The museum was started in the end of the 19th century with a collection of paintings, furniture, Renaissance sheet music, illuminated manuscripts, etc. Frankly, the original collection is not that great, and it’s all upstairs. But in 1966, Claude Monet’s second son died in a car crash and left a large bequest of his father’s work to the Académie that owns the museum. The museum has over 130 of Monet’s paintings, watercolors, pastels, and drawings. Other impressionist work is featured there as well. If you like impressionism, you must see this museum. Its collection is impressive. They even have Monet’s palette, which I thought was cool. You could also see the dialogue between the impressionists in their paintings of one another and their paintings that they made for each other. It felt like a very personal glimpse into the impressionist movement.
They have an entire hall dedicated to Monet’s paintings.

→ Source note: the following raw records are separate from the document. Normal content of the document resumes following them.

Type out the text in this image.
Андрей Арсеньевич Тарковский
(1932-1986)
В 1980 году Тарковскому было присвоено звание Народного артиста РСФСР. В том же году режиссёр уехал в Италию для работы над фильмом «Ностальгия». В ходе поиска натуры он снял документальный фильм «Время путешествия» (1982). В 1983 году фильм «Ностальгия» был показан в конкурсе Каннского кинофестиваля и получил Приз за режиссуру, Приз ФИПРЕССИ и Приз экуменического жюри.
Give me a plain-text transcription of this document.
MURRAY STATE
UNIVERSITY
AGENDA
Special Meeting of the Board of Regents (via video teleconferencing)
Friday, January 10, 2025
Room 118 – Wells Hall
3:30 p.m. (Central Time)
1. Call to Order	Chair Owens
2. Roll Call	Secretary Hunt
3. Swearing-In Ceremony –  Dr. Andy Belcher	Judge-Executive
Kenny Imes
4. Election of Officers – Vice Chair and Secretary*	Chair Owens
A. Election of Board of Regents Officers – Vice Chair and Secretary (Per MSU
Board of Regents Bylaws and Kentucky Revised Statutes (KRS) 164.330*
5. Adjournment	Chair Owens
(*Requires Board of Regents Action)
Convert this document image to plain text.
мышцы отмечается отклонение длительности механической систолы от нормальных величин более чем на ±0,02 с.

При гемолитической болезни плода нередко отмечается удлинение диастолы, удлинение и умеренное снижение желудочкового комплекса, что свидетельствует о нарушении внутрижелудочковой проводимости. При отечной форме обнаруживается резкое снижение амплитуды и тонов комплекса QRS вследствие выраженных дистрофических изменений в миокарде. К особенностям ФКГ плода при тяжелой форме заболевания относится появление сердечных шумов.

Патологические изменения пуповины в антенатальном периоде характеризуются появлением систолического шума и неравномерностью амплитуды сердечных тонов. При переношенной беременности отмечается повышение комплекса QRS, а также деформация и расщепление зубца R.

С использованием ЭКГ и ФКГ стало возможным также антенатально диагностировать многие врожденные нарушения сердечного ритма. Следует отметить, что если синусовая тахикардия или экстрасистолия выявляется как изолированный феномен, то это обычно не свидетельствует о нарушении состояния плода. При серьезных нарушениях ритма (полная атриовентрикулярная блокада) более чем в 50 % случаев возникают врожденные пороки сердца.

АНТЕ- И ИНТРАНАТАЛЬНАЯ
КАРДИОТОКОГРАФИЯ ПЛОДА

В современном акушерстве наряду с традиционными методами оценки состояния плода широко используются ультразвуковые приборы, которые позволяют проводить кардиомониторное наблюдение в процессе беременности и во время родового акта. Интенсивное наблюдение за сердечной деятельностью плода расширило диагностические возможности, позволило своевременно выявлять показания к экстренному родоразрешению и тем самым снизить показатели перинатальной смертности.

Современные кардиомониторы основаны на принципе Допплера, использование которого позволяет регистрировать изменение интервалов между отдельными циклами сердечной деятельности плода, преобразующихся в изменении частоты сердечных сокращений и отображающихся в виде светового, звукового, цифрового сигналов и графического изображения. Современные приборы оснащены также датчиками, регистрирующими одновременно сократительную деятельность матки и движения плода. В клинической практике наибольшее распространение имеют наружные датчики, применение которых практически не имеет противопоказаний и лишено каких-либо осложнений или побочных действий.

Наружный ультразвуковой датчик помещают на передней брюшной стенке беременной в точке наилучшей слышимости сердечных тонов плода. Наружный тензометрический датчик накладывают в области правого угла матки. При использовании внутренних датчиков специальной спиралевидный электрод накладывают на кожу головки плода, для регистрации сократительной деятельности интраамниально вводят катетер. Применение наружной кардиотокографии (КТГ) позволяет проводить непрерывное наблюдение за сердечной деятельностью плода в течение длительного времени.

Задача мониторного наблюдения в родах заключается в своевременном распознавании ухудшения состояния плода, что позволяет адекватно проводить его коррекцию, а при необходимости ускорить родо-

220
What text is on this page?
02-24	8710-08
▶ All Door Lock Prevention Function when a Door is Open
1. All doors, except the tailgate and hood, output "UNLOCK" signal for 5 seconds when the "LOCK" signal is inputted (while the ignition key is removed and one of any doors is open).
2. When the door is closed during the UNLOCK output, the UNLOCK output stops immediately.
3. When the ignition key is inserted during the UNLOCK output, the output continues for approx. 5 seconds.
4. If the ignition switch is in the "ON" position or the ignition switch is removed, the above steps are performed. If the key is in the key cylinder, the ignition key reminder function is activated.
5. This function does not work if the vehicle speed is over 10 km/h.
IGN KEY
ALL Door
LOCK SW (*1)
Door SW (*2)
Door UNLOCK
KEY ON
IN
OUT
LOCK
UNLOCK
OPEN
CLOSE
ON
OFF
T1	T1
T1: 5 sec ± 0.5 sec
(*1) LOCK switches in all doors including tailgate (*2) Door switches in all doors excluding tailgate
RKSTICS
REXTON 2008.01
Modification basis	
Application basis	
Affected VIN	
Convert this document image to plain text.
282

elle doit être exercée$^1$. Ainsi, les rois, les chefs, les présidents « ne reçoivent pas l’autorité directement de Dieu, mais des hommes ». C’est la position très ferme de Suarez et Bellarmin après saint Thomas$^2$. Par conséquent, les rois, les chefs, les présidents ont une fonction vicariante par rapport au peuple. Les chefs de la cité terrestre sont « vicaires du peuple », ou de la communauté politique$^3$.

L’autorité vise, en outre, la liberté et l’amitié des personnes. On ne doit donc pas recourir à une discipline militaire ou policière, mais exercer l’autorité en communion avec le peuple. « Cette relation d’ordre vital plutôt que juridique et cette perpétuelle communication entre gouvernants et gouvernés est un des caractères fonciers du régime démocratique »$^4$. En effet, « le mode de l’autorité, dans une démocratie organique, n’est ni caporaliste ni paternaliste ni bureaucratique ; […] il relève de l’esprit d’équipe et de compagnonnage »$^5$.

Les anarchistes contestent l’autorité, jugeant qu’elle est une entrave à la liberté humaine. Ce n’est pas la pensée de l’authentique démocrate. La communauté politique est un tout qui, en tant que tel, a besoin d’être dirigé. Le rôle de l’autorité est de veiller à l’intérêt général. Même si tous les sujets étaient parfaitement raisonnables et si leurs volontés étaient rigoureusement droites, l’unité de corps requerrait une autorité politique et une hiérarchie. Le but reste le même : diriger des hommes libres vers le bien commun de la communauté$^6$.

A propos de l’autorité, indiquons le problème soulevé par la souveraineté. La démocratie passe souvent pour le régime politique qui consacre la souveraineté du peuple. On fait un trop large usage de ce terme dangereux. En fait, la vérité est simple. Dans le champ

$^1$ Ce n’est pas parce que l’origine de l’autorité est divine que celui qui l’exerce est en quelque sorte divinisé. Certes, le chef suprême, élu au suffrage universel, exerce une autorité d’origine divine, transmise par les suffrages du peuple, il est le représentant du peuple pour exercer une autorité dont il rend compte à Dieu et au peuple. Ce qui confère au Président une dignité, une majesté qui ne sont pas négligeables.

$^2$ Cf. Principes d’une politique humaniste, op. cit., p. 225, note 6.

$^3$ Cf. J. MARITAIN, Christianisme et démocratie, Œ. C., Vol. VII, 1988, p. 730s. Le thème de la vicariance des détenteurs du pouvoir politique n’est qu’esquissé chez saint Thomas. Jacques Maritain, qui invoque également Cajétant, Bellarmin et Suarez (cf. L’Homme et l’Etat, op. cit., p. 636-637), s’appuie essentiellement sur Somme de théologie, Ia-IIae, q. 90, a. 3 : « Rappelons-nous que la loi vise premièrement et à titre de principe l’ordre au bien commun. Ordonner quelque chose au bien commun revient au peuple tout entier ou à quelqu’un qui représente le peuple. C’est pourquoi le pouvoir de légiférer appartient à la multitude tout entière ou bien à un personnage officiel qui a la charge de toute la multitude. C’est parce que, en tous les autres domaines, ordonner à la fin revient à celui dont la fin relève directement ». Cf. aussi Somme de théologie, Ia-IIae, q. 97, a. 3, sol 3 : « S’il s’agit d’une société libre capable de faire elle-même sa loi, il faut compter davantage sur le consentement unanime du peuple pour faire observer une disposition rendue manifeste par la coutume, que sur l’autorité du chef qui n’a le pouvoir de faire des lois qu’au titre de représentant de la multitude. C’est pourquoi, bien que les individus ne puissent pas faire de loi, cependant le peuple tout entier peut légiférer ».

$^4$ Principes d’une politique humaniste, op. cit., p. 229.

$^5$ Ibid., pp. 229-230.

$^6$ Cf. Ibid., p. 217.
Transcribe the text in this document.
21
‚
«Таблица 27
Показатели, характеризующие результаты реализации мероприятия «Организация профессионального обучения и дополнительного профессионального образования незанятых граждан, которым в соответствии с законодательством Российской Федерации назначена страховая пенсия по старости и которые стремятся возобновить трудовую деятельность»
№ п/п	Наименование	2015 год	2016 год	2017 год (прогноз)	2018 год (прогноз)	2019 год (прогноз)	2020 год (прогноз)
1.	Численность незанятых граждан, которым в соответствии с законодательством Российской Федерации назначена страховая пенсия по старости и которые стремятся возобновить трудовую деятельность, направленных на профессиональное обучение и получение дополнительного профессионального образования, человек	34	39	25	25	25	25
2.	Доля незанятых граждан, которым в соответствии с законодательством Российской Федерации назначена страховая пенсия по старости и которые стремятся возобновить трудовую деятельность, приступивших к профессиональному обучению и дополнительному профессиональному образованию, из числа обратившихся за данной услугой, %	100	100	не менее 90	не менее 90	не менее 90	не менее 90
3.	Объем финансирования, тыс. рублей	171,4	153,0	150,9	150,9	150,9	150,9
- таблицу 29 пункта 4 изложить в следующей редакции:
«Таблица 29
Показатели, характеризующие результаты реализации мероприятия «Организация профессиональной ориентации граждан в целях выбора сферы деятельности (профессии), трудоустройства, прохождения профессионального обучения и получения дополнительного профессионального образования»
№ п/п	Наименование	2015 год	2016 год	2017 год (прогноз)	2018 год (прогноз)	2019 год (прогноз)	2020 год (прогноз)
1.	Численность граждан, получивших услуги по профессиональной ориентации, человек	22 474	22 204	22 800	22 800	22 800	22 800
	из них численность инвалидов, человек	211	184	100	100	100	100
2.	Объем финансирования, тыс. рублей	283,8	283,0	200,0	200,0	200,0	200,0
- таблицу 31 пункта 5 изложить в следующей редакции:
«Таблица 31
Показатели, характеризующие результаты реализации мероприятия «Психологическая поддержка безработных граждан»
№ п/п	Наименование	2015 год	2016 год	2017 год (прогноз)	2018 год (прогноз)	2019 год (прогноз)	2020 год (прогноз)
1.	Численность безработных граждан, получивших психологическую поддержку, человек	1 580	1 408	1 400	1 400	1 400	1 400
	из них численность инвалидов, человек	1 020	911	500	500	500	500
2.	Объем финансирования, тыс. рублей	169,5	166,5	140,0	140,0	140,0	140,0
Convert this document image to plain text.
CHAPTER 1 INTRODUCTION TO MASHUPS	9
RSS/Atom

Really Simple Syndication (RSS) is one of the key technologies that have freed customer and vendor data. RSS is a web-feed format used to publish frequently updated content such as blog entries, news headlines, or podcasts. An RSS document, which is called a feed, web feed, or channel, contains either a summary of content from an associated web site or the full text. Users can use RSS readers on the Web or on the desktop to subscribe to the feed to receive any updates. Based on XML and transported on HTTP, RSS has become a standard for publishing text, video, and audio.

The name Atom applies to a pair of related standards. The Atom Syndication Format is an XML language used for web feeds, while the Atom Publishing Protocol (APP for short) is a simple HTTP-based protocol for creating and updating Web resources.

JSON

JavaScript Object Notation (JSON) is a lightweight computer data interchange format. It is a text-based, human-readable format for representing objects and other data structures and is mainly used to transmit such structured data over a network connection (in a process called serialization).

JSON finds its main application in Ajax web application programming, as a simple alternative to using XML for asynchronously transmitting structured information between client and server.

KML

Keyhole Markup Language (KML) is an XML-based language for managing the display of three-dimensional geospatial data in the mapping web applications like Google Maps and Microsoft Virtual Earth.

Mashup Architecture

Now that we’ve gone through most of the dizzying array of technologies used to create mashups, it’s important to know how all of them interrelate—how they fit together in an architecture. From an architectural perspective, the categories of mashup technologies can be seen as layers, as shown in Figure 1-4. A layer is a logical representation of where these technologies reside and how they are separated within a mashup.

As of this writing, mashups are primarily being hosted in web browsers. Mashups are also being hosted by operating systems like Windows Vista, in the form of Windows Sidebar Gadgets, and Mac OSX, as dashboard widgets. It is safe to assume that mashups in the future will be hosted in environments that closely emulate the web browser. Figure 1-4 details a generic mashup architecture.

They have several waterlilies, and many other works. They have some famous paintings and some less famous but no less beautiful paintings. My parents and I spent a lot of time looking at Monet’s huge paintings up close, then stepping back and admiring how the blobs of color come together to form a clear picture. Going to museums with my dad is always fun because he’s an artist at heart and always has the most interesting explanations of techniques they used to make certain effects, or he’ll notice something you never would have seen if he hadn’t pointed it out.
I really enjoyed the overall atmosphere of the museum. It is in a mansion, and seeing it felt a lot like wandering through a really rich person’s house. It still has all of the decorations you’d find in a rich art collector’s house (in my imagination, anyway).
Downstairs they have a temporary exhibit, and when we went it was a neo-impressionism exhibit. It was interesting to get to see examples from the development of impressionism upstairs, and then go downstairs and see where things went after that. But I personally prefer impressionist paintings.
If you like impressionist art, of course go see the Musée d’Orsay (watch for an upcoming post about that). But this museum should be a definite second on your list.